I can feel the sun baking my skin. They call this the “white city” because of all the industrial gray buildings and white concrete, but there is enough asphalt cutting through Nagoya to fry a million eggs this summer.
If I were a hawk, I’d catch a thermal and ride it north all the way to the cool mountains. But I’m just a middle-aged loser living in a broken tent in the middle of this city park until the cops show up.
I’ve moved twice already to escape the scorching sunlight. I hear Ando before I see him coming up the dirt path between the cedar and bamboo trees. His old bike creaks through its rusty chain and the huge garbage bag of cans rattle and crash each time he hits a rut.
“Following the river trail to the smelter?” I ask as he pulls up.
“Thought I could beat the sun today, but this damn hangover is slowing me down.”
“You’ll be cooked by the time you get there.”
“Probably. Got a cigarette?”
“Sure.”
I dig out one of the longer butts I saved from the night before and hand it to him. He lights it with a neon green plastic lighter. We sit smoking quietly for a while. I can feel the sunlight driving the shade away again and I start looking for a new seat.
“Kimura-san, when do you have to go in?”
I don’t want to answer him, but I say, “Three days from now.”
He’s talking about my blown suspended sentence.
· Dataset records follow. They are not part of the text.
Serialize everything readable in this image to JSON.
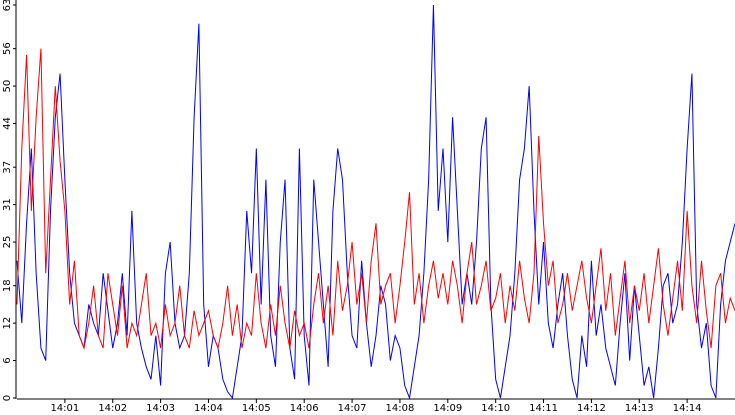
{
  "chart_data": {
    "type": "line",
    "x": [
      0,
      0.1,
      0.2,
      0.3,
      0.4,
      0.5,
      0.6,
      0.7,
      0.8,
      0.9,
      1,
      1.1,
      1.2,
      1.3,
      1.4,
      1.5,
      1.6,
      1.7,
      1.8,
      1.9,
      2,
      2.1,
      2.2,
      2.3,
      2.4,
      2.5,
      2.6,
      2.7,
      2.8,
      2.9,
      3,
      3.1,
      3.2,
      3.3,
      3.4,
      3.5,
      3.6,
      3.7,
      3.8,
      3.9,
      4,
      4.1,
      4.2,
      4.3,
      4.4,
      4.5,
      4.6,
      4.7,
      4.8,
      4.9,
      5,
      5.1,
      5.2,
      5.3,
      5.4,
      5.5,
      5.6,
      5.7,
      5.8,
      5.9,
      6,
      6.1,
      6.2,
      6.3,
      6.4,
      6.5,
      6.6,
      6.7,
      6.8,
      6.9,
      7,
      7.1,
      7.2,
      7.3,
      7.4,
      7.5,
      7.6,
      7.7,
      7.8,
      7.9,
      8,
      8.1,
      8.2,
      8.3,
      8.4,
      8.5,
      8.6,
      8.7,
      8.8,
      8.9,
      9,
      9.1,
      9.2,
      9.3,
      9.4,
      9.5,
      9.6,
      9.7,
      9.8,
      9.9,
      10,
      10.1,
      10.2,
      10.3,
      10.4,
      10.5,
      10.6,
      10.7,
      10.8,
      10.9,
      11,
      11.1,
      11.2,
      11.3,
      11.4,
      11.5,
      11.6,
      11.7,
      11.8,
      11.9,
      12,
      12.1,
      12.2,
      12.3,
      12.4,
      12.5,
      12.6,
      12.7,
      12.8,
      12.9,
      13,
      13.1,
      13.2,
      13.3,
      13.4,
      13.5,
      13.6,
      13.7,
      13.8,
      13.9,
      14,
      14.1,
      14.2,
      14.3,
      14.4,
      14.5,
      14.6,
      14.7,
      14.8,
      14.9,
      15
    ],
    "series": [
      {
        "color": "#0000ff",
        "values": [
          22,
          12,
          28,
          40,
          20,
          8,
          6,
          30,
          45,
          52,
          35,
          20,
          12,
          10,
          8,
          15,
          12,
          10,
          20,
          14,
          8,
          12,
          20,
          10,
          30,
          12,
          8,
          5,
          3,
          10,
          2,
          20,
          25,
          12,
          8,
          10,
          20,
          45,
          60,
          15,
          5,
          10,
          8,
          3,
          1,
          0,
          5,
          10,
          30,
          20,
          40,
          15,
          35,
          10,
          5,
          25,
          35,
          8,
          3,
          40,
          10,
          2,
          35,
          25,
          15,
          5,
          30,
          40,
          35,
          20,
          10,
          8,
          22,
          12,
          5,
          10,
          18,
          15,
          6,
          10,
          8,
          2,
          0,
          5,
          10,
          20,
          35,
          63,
          30,
          40,
          25,
          45,
          30,
          15,
          20,
          15,
          25,
          40,
          45,
          15,
          3,
          0,
          5,
          10,
          20,
          35,
          40,
          50,
          30,
          15,
          25,
          12,
          8,
          15,
          20,
          10,
          3,
          0,
          10,
          5,
          22,
          10,
          15,
          8,
          5,
          2,
          12,
          20,
          6,
          18,
          10,
          2,
          5,
          0,
          8,
          18,
          20,
          12,
          15,
          25,
          40,
          52,
          15,
          8,
          12,
          2,
          0,
          15,
          22,
          25,
          28
        ]
      },
      {
        "color": "#ff0000",
        "values": [
          15,
          40,
          55,
          30,
          45,
          56,
          20,
          35,
          50,
          38,
          30,
          15,
          22,
          10,
          8,
          12,
          18,
          10,
          8,
          20,
          15,
          10,
          18,
          8,
          12,
          10,
          15,
          20,
          10,
          12,
          8,
          15,
          10,
          12,
          18,
          10,
          8,
          14,
          10,
          12,
          14,
          10,
          8,
          12,
          18,
          10,
          15,
          8,
          12,
          10,
          20,
          12,
          8,
          15,
          10,
          18,
          12,
          8,
          14,
          10,
          12,
          8,
          15,
          20,
          12,
          18,
          10,
          22,
          14,
          18,
          25,
          15,
          20,
          12,
          22,
          28,
          15,
          18,
          20,
          12,
          18,
          25,
          33,
          15,
          20,
          12,
          18,
          22,
          16,
          20,
          15,
          22,
          18,
          12,
          20,
          25,
          15,
          18,
          22,
          14,
          16,
          20,
          12,
          18,
          14,
          22,
          16,
          12,
          20,
          42,
          28,
          18,
          22,
          12,
          15,
          20,
          14,
          18,
          22,
          16,
          12,
          18,
          24,
          14,
          20,
          10,
          16,
          22,
          12,
          18,
          14,
          20,
          12,
          18,
          24,
          15,
          10,
          16,
          22,
          14,
          30,
          18,
          12,
          22,
          14,
          8,
          18,
          20,
          12,
          16,
          14
        ]
      }
    ],
    "xlim": [
      0,
      15
    ],
    "xticks": [
      {
        "value": 1,
        "label": "14:01"
      },
      {
        "value": 2,
        "label": "14:02"
      },
      {
        "value": 3,
        "label": "14:03"
      },
      {
        "value": 4,
        "label": "14:04"
      },
      {
        "value": 5,
        "label": "14:05"
      },
      {
        "value": 6,
        "label": "14:06"
      },
      {
        "value": 7,
        "label": "14:07"
      },
      {
        "value": 8,
        "label": "14:08"
      },
      {
        "value": 9,
        "label": "14:09"
      },
      {
        "value": 10,
        "label": "14:10"
      },
      {
        "value": 11,
        "label": "14:11"
      },
      {
        "value": 12,
        "label": "14:12"
      },
      {
        "value": 13,
        "label": "14:13"
      },
      {
        "value": 14,
        "label": "14:14"
      }
    ],
    "ylim": [
      0,
      63
    ],
    "yticks": [
      0,
      6,
      12,
      18,
      25,
      31,
      37,
      44,
      50,
      56,
      63
    ]
  }
}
I got busted three years ago for breaking into abandoned houses and stealing things I could sell at the antique and flea market at the open air market near the temple. I was six months away from just doing probation, but I got busted three months ago for catching and eating carp from the castle moat in the park. I’ll get five years for sure this time.
“Well, Kimura-san, good luck to you,” he says before peddling off.
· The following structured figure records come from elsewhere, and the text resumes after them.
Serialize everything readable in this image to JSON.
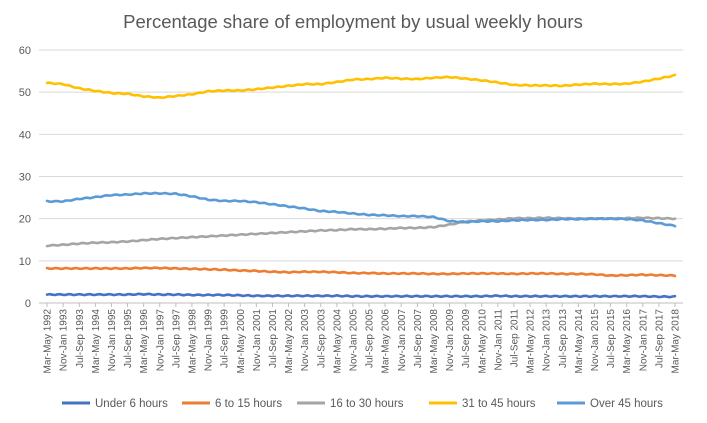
{
  "chart_data": {
    "type": "line",
    "title": "Percentage share of employment by usual weekly hours",
    "xlabel": "",
    "ylabel": "",
    "ylim": [
      0,
      60
    ],
    "yticks": [
      0,
      10,
      20,
      30,
      40,
      50,
      60
    ],
    "grid": true,
    "legend_position": "bottom",
    "x": [
      "Mar-May 1992",
      "Nov-Jan 1993",
      "Jul-Sep 1993",
      "Mar-May 1994",
      "Nov-Jan 1995",
      "Jul-Sep 1995",
      "Mar-May 1996",
      "Nov-Jan 1997",
      "Jul-Sep 1997",
      "Mar-May 1998",
      "Nov-Jan 1999",
      "Jul-Sep 1999",
      "Mar-May 2000",
      "Nov-Jan 2001",
      "Jul-Sep 2001",
      "Mar-May 2002",
      "Nov-Jan 2003",
      "Jul-Sep 2003",
      "Mar-May 2004",
      "Nov-Jan 2005",
      "Jul-Sep 2005",
      "Mar-May 2006",
      "Nov-Jan 2007",
      "Jul-Sep 2007",
      "Mar-May 2008",
      "Nov-Jan 2009",
      "Jul-Sep 2009",
      "Mar-May 2010",
      "Nov-Jan 2011",
      "Jul-Sep 2011",
      "Mar-May 2012",
      "Nov-Jan 2013",
      "Jul-Sep 2013",
      "Mar-May 2014",
      "Nov-Jan 2015",
      "Jul-Sep 2015",
      "Mar-May 2016",
      "Nov-Jan 2017",
      "Jul-Sep 2017",
      "Mar-May 2018"
    ],
    "series": [
      {
        "name": "Under 6 hours",
        "color": "#4472C4",
        "values": [
          2.0,
          2.0,
          2.0,
          2.0,
          2.0,
          2.0,
          2.1,
          2.0,
          2.0,
          1.9,
          1.9,
          1.9,
          1.8,
          1.7,
          1.7,
          1.7,
          1.7,
          1.7,
          1.7,
          1.6,
          1.6,
          1.6,
          1.6,
          1.6,
          1.6,
          1.6,
          1.6,
          1.6,
          1.7,
          1.6,
          1.6,
          1.6,
          1.6,
          1.6,
          1.6,
          1.6,
          1.6,
          1.6,
          1.5,
          1.5
        ]
      },
      {
        "name": "6 to 15 hours",
        "color": "#ED7D31",
        "values": [
          8.2,
          8.2,
          8.2,
          8.2,
          8.2,
          8.2,
          8.3,
          8.3,
          8.2,
          8.1,
          8.0,
          7.9,
          7.7,
          7.6,
          7.4,
          7.3,
          7.4,
          7.4,
          7.3,
          7.1,
          7.1,
          7.0,
          7.0,
          7.0,
          6.9,
          6.9,
          7.0,
          7.0,
          7.0,
          6.9,
          7.0,
          7.0,
          6.9,
          6.9,
          6.8,
          6.5,
          6.6,
          6.7,
          6.6,
          6.5
        ]
      },
      {
        "name": "16 to 30 hours",
        "color": "#A5A5A5",
        "values": [
          13.6,
          13.8,
          14.1,
          14.3,
          14.4,
          14.6,
          14.9,
          15.2,
          15.4,
          15.6,
          15.8,
          16.0,
          16.2,
          16.4,
          16.6,
          16.8,
          17.0,
          17.2,
          17.3,
          17.5,
          17.5,
          17.6,
          17.8,
          17.8,
          18.0,
          18.6,
          19.3,
          19.6,
          19.8,
          20.1,
          20.1,
          20.2,
          20.1,
          20.0,
          20.0,
          20.0,
          20.1,
          20.2,
          20.1,
          20.0
        ]
      },
      {
        "name": "31 to 45 hours",
        "color": "#FFC000",
        "values": [
          52.2,
          51.9,
          50.9,
          50.3,
          49.8,
          49.6,
          49.0,
          48.7,
          49.1,
          49.5,
          50.2,
          50.4,
          50.4,
          50.7,
          51.1,
          51.5,
          51.9,
          51.9,
          52.4,
          53.0,
          53.1,
          53.4,
          53.2,
          53.1,
          53.4,
          53.6,
          53.2,
          52.8,
          52.3,
          51.7,
          51.6,
          51.6,
          51.5,
          51.8,
          52.0,
          51.9,
          52.0,
          52.5,
          53.2,
          54.0
        ]
      },
      {
        "name": "Over 45 hours",
        "color": "#5B9BD5",
        "values": [
          24.1,
          24.1,
          24.7,
          25.1,
          25.6,
          25.7,
          26.0,
          26.0,
          25.9,
          25.3,
          24.5,
          24.2,
          24.2,
          23.9,
          23.4,
          22.9,
          22.4,
          21.8,
          21.6,
          21.2,
          20.9,
          20.8,
          20.6,
          20.6,
          20.4,
          19.4,
          19.2,
          19.4,
          19.4,
          19.6,
          19.7,
          19.7,
          19.9,
          19.9,
          20.0,
          20.0,
          19.9,
          19.6,
          18.9,
          18.3
        ]
      }
    ]
  }
}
I slap a mosquito on my arm and move to a bench under some tall thick trees. It will stay shady here for a couple of hours.
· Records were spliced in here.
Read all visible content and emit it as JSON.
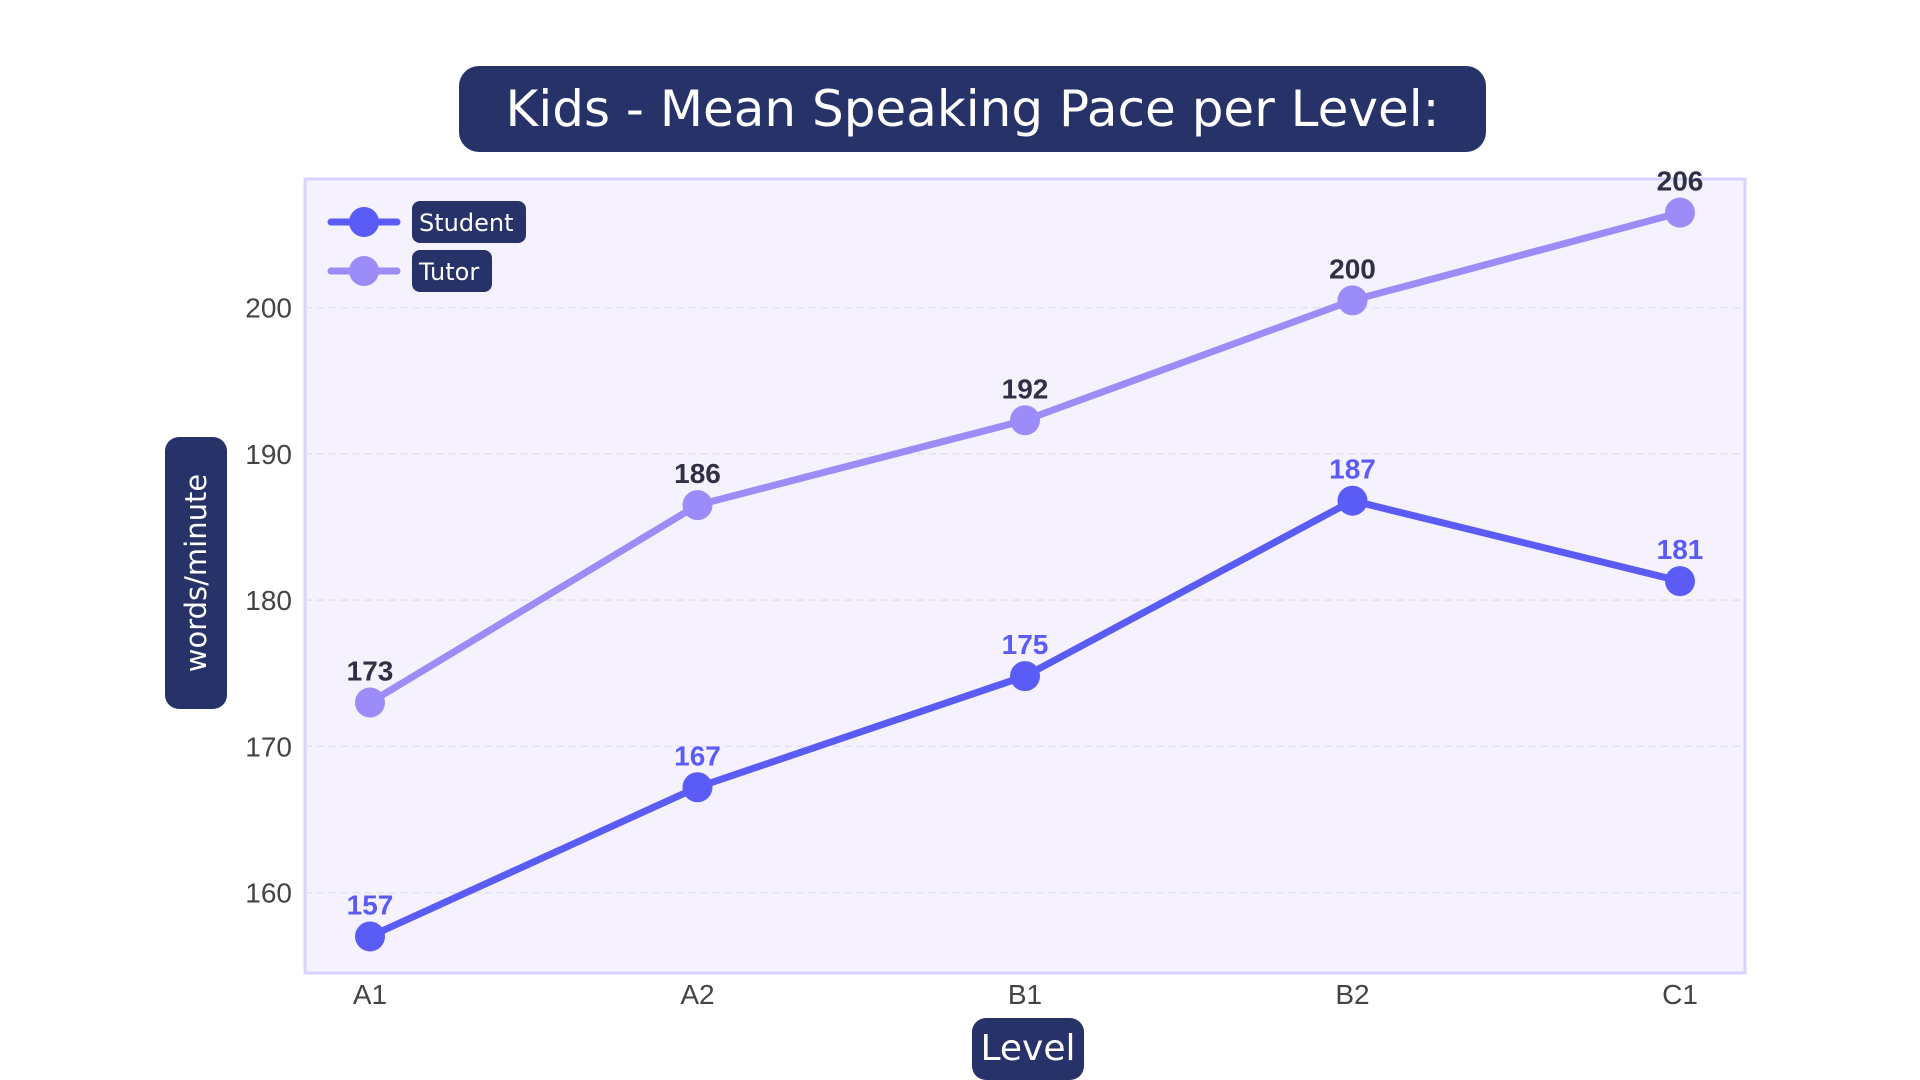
{
  "chart_data": {
    "type": "line",
    "title": "Kids - Mean Speaking Pace per Level:",
    "xlabel": "Level",
    "ylabel": "words/minute",
    "categories": [
      "A1",
      "A2",
      "B1",
      "B2",
      "C1"
    ],
    "ylim": [
      154.5,
      208.8
    ],
    "yticks": [
      160,
      170,
      180,
      190,
      200
    ],
    "grid": "horizontal-dashed",
    "legend_position": "top-left",
    "background_color": "#f5f2fd",
    "frame_color": "#d6d3ff",
    "series": [
      {
        "name": "Student",
        "values": [
          157,
          167.2,
          174.8,
          186.8,
          181.3
        ],
        "labels": [
          "157",
          "167",
          "175",
          "187",
          "181"
        ],
        "color": "#5b5cf6",
        "label_color": "#5b5cf6"
      },
      {
        "name": "Tutor",
        "values": [
          173,
          186.5,
          192.3,
          200.5,
          206.5
        ],
        "labels": [
          "173",
          "186",
          "192",
          "200",
          "206"
        ],
        "color": "#9b8cf7",
        "label_color": "#2f2f45"
      }
    ]
  }
}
No way I’m doing five years in prison for a few stinking carp I caught to keep from starving to death. My backpack is already to go. I’ll night flight it south tonight to Kyushu on a slow train to save money. I can get a scab job on a Korean freighter out of Japan in Nagasaki or Fukuoka. My Korean is good enough for that. Live on the ocean until I get a stake big enough to buy a new identity in Thailand or Laos. I’ll cheap among the whores and drunks. I’m not going back to prison for a damn fish.